Jacob was the very opposite kind of man. He was a plain man—what we call a still, solid, prudent, quiet man—and a dweller in tents: he lived peaceably, looking after his father’s flocks and herds; while Esau liked better the sport and danger of hunting wild beasts, and bringing home venison to his father.
Now Jacob, we see, was of course a more thoughtful man than Esau. He kept more quiet, and so had more time to think: and he had plainly thought a great deal over God’s promise to his grandfather Abraham. He believed that God had promised Abraham that he would make his seed as the sand of the sea for multitude, and give them that fair land of Canaan, and that in his seed all the families of the earth should be blessed; and that seemed to him, and rightly, a very grand and noble thing. And he set his heart on getting that blessing for himself, and supplanting his elder brother Esau, and being the heir of the promises in his stead. Well—that was mean and base and selfish perhaps: but there is somewhat of an excuse for Jacob’s conduct, in the fact that he and Esau were twins; that in one sense neither of them was older than the other. And you must recollect, that it was not at all a regular custom in the East for the eldest son to be his father’s heir, as it is in England. You find that few or none of the great kings of the Jews were eldest sons. The custom was not kept up as it is here. So Jacob may have said to himself, and not have been very wrong in saying it:
‘I have as good a right to the birthright as Esau. My father loves him best because he brings him in venison; but I know the value of the honour which is before my family. Surely the one of us who cares most about the birthright will be most fit to have it, and ought to have it; and Esau cares nothing for it, while I do.’
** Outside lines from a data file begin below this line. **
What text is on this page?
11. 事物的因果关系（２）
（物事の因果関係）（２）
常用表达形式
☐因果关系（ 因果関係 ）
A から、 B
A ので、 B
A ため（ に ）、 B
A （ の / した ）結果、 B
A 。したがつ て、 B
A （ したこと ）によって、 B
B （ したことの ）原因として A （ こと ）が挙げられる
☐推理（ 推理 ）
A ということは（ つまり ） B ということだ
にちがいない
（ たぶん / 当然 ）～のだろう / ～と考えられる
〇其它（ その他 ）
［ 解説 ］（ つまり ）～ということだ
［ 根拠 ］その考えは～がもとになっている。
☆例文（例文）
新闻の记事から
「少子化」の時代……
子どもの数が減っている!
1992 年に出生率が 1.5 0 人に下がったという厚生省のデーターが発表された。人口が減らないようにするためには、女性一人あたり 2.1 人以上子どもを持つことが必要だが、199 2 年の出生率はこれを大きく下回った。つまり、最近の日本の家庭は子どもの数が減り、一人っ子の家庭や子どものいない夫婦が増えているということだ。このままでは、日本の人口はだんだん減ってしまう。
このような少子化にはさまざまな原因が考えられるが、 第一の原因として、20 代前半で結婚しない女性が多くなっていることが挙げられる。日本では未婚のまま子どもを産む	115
So Jacob, in his cunning, bargaining way, took advantage of his brother’s weak, hasty temper, and bought his birthright of him, as the text tells.
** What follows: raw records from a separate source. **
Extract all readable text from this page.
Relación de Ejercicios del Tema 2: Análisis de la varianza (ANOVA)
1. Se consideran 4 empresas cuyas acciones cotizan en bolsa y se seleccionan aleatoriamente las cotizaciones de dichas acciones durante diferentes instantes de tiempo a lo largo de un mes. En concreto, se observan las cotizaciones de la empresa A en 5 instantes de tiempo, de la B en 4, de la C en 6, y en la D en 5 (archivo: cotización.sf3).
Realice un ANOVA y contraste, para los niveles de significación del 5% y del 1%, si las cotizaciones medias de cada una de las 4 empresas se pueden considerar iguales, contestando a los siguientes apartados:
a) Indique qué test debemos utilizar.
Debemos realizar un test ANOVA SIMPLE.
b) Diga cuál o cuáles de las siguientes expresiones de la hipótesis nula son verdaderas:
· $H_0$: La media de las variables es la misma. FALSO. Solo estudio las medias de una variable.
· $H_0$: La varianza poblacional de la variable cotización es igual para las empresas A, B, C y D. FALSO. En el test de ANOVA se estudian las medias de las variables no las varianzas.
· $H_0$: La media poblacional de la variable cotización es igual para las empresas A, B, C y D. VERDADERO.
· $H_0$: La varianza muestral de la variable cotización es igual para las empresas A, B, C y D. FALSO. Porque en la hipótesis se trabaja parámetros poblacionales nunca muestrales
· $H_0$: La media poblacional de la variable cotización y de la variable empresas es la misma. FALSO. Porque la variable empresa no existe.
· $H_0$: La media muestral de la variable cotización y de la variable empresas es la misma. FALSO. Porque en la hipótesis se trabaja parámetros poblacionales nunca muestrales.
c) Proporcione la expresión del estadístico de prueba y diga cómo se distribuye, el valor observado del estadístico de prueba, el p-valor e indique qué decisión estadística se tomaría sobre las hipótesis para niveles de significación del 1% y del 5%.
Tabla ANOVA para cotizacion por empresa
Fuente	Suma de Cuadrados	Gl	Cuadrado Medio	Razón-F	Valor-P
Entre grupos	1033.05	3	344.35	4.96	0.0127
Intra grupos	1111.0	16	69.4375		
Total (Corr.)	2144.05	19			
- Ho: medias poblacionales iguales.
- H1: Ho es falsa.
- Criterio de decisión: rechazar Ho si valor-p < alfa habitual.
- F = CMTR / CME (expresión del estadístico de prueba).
That story shows us what sort of a man Esau was: hasty, careless, fond of the good things of this life. He had no reason to complain if he lost his birthright. He did not care for it, and so he had thrown it away. Perhaps he forgot what he had done; but his sin found him out, as our sins are sure to find each of us out. The day came when he wanted his birthright and could not have it, and found no place for repentance—that is, no chance of undoing what he had done—though he sought it carefully with tears. He had sown, and he must reap; he had made his bed, and he must lie on it. And so must Jacob in his turn.
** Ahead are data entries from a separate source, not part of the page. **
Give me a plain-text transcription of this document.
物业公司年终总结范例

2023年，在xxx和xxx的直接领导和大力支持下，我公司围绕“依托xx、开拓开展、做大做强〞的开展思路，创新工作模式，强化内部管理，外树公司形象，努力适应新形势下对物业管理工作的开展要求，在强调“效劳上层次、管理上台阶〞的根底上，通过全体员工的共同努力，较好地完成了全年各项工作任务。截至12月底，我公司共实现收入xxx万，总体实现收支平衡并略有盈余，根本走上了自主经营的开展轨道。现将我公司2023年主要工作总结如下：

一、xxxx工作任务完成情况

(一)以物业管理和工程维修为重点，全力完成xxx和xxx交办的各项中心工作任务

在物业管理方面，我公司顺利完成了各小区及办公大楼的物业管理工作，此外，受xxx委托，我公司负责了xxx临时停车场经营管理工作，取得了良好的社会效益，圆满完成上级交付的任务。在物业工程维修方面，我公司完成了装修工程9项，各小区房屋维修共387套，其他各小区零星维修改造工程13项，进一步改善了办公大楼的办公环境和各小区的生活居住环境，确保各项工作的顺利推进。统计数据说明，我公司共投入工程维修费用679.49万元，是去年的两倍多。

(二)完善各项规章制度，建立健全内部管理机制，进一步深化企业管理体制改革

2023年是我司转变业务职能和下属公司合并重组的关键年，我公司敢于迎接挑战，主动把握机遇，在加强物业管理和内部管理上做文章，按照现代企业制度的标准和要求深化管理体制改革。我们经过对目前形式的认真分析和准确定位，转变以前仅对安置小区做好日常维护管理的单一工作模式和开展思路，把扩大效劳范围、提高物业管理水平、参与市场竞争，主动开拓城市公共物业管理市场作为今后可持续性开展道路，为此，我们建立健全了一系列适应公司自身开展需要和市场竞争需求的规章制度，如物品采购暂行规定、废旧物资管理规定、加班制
Now this, I think, is just what the story teaches us concerning God. God chooses Abraham’s family to grow into a great nation, and to be a peculiar people. The next question will be: If God favours that family, will he do unjust things to help them?—will he let them do unjust things to help themselves? The Bible answers positively, No. God will not be unjust or arbitrary in choosing one man and rejecting another. If he chooses Jacob, it is because Jacob is fit for the work which God wants done. If he rejects Esau, it is because Esau is not fit.
It is natural, I know, to pity poor Esau; but one has no right to do more. One has no right to fancy for a moment that God was arbitrary or hard upon him. Esau is not the sort of man to be the father of a great nation, or of anything else great. Greedy, passionate, reckless people like him, without due feeling of religion or of the unseen world, are not the men to govern the world, or help it forward, or be of use to mankind, or train up their families in justice and wisdom and piety. If there had been no people in the world but people like Esau, we should be savages at this day, without religion or civilization of any kind. They are of the earth, earthy; dust they are, and unto dust they will return. It is men like Jacob whom God chooses—men who have a feeling of religion and the unseen world; men who can look forward, and live by faith, and form plans for the future—and carry them out too, against disappointment and difficulty, till they succeed.
Look at one side of Jacob’s character—his perseverance. He serves seven years for Rachel, because he loves her. Then when he is cheated, and Leah given him instead, he serves seven years more for Rachel—‘and they seemed to him a short time, for the love he bore to her;’ and then he serves seven years more for the flocks and herds. A slave, or little better than a slave, of his own free will, for one-and-twenty years, to get what he wanted. Those are the men whom God uses, and whom God prospers. Men with deep hearts and strong wills, who set their minds on something which they cannot see, and work steadfastly for it, till they get it; for God gives it to them in good time—when patience has had her perfect work upon their characters, and made them fit for success.
Esau, we find, got some blessing—the sort of blessing he was fit for. He loved his father, and he was rewarded. ‘And Isaac his father answered and said unto him, Behold, thy dwelling shall be the fatness of the earth, and of the dew of heaven from above; and by thy sword shalt thou live, and shalt serve thy brother; and it shall come to pass when thou shalt have the dominion, that thou shalt break his yoke from off thy neck.’
He was a brave, generous-hearted man, in spite of his faults. He was to live the free hunter’s life which he loved; and we find that he soon became the head of a wild powerful tribe, and his sons after him. Dukes of Edom they were called for several generations; but they never rose to any solid and lasting power; they never became a great nation, as Jacob’s children did. They were just what one would expect—wild, unruly, violent people. They have long since perished utterly off the face of the earth.